My husband Dave, who turned 50 last year, loves Scotland. We named our son Scott after the country and have always enjoyed the local Highland games. So I ended up getting Dave a trip there as his big birthday gift.
It ended up being a trip of a life time for both of us.
We saw Queen Elizabeth, Prince Philip and Prince William and wife Kate -- yes, in person and close-up -- on the Royal Mile on their way to a cathedral there. William was knighted that day as he entered into the Order of Thistle. A shopkeeper told us knighthood was a 30th birthday present from his grandmother.
Dave swam in 45-degree Loch Ness, while I took pictures of this daring feat, and we sampled the local food like haggis and salmon and did a little whiskey tasting each day, which was a nice change from California wine tasting.
Dave also played St. Andrews Old Course, which is a two-hour drive from one of the biggest cities, Edinborough, pronounced “Eddin-burg.” I toured Holyrood Palace’s art gallery and Scottish Parliament on that day because I’m not much of a golfer but I do love art and have an interest in how governments operate.
While there, I had asked why the palace was closed and the gallery guard said it was the Queen’s residence when she came to town. He added that the Queen was in the backyard entertaining 500 of her closest Scottish friends!
It rained most days but as we approached each main tourist attraction, it magically cleared up making our photographs spectacular and our walking and hiking most pleasant.
I chose early July for the trip because I knew we both could take off work at that time and because it would be relatively warm. Scotland’s summer is like Saratoga’s worst winter. You need a few clothing layers with you at all times. During the winter months, I’m told it’s wicked blustery, wet and snowy there especially in the highlands.
Flying during peak tourist season was expensive, but we used Hilton Honors points for the lodging, which saved a bundle. Our air options were Continental/Lufthansa and American Airlines/British Airways. Because the AA option meant 10 additional travel hours, we went Continental, which ended up being nice because we had free movies and TV shows. I watched six movies round trip!

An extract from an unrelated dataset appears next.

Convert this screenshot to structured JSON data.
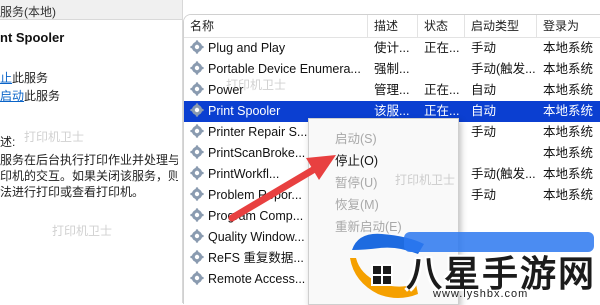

Dave digs driving on the other side of the road and he’s great at navigating rotaries so we decided to rent a car. A rotary replaces an intersection and can save you a ton of time because you don’t have to stop. We got a silver MG which looked like my Camry. Using a stick shift was a bit jerky, but he quickly got used to it.
The other option would have been to just take day or overnight tours, which have meant bus rides to various sites. Many people we know stayed in B+Bs and took tours so they would not have to drive.
We stayed in the Edinborough Hilton, which is near Haymarket train station. By the way, there are two Hiltons in this town. I asked for a king-size bed so they gave us the best suite, which was palatial with a huge ceiling and a few rooms. They said only the best room had a king bed. It only cost us points so fine by us.
On golf day, Dave left at 4:30 a.m. to drive to St. Andrews, which was a couple of hours away. He didn’t have a tee time so he just waited for a group who needed a fourth. After a bit of a wait he found a group of three who’d take him. He said it was a dream come true playing the Old Course except the bunkers are really deep, up to 20 feet. He was smart to have hired a caddy because it was hard to see the next hole. He says it cost less than playing Pebble Beach.
The Scottish Highlands area is heaven on earth. The mountain areas, which are everywhere, look like a cross between the ones in Hawaii and Maine. The people are rough around the edges but hospitable and are quite different than in the city areas. Several thousand people still speak Gaelic but we didn’t meet any during the trip. There are sheep and long-haired horned Scottish cattle everywhere and in Glenncoe, we ran into a man in a kilt playing bagpipes. He suggested a pound for each photo with him.
We also stayed at the Hilton in a Highland city called Aviemore, which is in the Cairngorn Mountains, a popular winter ski resort town. The diners and pubs were plentiful and all of the workers were very friendly. They were constantly offering whiskey with each meal. One suggested we put whiskey in our breakfast oatmeal! This Hilton was family friendly with miniature golf and a lot of video games.
It was okay staying in Aviemore but in 20/20 hindsight we should have stayed in either Loch Ness or Inverness because it would have taken less time to drive to our main destinations each day.
Additionally everything is more expensive in Scotland than in the U.S. For example, a fast food meal that costs $4 in the U.S. would be $7 there.
We look forward to going back to Scotland and were glad that we kept our trip to one country because it allowed us to really take in the culture and relax a little.